We visited Calais Highschool and actually had a chance to tell our story and inspire other students. Talking to the current high school students really allowed me to reflect on my experience and journey as a future healthcare provider. The students were shy and appeared unresponsive in the beginning; however, some of the head nodding at the end showed that they were listening. After the presentation, I thought about how I acted when I was in their seats back then as a high school student.  I could see myself being shy about asking questions, and sometimes distracted whenever there was an opportunity to listen to any speaker. However, I think as I continue my education, I have become more focused and listened to everything being presented to me, which is one thing I tried to emphasize to the high school students. I think it is important to not shut down any idea the first moment that I am being presented to.
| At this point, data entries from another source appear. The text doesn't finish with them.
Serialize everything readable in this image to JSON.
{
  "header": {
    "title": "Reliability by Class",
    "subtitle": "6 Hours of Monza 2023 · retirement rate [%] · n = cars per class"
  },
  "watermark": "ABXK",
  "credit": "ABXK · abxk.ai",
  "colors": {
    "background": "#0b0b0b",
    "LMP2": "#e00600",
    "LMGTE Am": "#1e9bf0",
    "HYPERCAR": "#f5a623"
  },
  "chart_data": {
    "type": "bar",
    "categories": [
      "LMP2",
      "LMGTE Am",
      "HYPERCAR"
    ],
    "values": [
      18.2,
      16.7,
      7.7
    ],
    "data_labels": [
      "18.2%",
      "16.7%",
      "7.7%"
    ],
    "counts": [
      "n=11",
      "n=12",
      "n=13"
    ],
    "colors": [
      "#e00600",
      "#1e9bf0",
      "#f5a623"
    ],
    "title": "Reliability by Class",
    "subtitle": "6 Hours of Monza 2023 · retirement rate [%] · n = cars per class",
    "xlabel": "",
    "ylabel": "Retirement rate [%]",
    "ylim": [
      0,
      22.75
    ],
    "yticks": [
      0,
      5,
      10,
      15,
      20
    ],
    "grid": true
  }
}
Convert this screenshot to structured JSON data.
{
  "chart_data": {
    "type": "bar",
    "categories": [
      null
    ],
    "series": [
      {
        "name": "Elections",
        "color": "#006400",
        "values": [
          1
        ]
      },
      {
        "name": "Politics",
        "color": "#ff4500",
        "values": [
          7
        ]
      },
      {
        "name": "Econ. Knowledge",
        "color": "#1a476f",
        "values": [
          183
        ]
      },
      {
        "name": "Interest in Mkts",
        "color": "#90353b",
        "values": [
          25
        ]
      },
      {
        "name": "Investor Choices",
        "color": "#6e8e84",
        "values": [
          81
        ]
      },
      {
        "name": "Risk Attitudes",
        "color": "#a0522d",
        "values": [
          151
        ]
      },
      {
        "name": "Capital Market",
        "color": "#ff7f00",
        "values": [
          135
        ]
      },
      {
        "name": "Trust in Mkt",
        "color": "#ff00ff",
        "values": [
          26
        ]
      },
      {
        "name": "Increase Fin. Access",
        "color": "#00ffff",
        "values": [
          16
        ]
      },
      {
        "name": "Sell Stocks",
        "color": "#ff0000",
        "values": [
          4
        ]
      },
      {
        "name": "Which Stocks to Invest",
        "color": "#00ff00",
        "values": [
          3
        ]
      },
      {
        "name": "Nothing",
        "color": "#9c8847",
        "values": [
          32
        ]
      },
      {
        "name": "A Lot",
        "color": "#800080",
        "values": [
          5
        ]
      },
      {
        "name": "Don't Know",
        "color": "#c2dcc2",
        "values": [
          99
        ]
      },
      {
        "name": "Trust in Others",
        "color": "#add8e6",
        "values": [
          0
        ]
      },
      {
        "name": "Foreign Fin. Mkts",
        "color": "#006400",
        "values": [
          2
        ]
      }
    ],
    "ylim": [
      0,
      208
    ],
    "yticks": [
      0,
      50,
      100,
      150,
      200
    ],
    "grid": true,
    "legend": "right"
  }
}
I’ve used this thinking during the DownEast rural health immersion, where I have tried to take all the information in and slowly process it, especially as I ponder the decision to practice pharmacy in a rural area.

The visit to the health center in Campobello was a very interesting experience. Seeing the advantages of having universal healthcare in Canada, I did question if the healthcare system in the U.S. is the cause of much of the poor health outcomes that we learn about in class.  These poor health outcomes aren’t limited to rural areas but as a nation as a whole. A common theme that might explain these poor health outcomes in the U.S. that we’ve seen so far in the DownEast rural health immersion is that there is not enough healthcare providers in the communities that we’ve visited (Calais and Lubec so far).  Due to the healthcare professional shortages, we saw certain health professionals wearing many hats and juggling between different responsibilities to deliver the best patient care possible. Another theme that we talked about at length in Campobello, was that a large portion of patients in the rural US are uninsured and that can have an effect on payment to for services and the day to day operations of healthcare systems in rural communities. Thus, I think this issue in particular plays a major role in de-motivating health professional students from practicing medicine rurally because they might struggle financially due to their student loan burden. So, I reflect now and question what if we had universal healthcare in the U.S.? I definitely believe that it would increase accessibility and also allow an easier path for students to fully immerse in practicing their career wherever they want.

This trip has given me a chance to be exposed to rural medicine. So far, I have heard from so many inspirational community members, and their stories about what brought them to rural Maine. The conversations that we’ve had so far and the places that we’ve visisted have made me realize that there is such a need for healthcare services in the rural areas in the state of Maine and I may be able to make a difference as a future provider.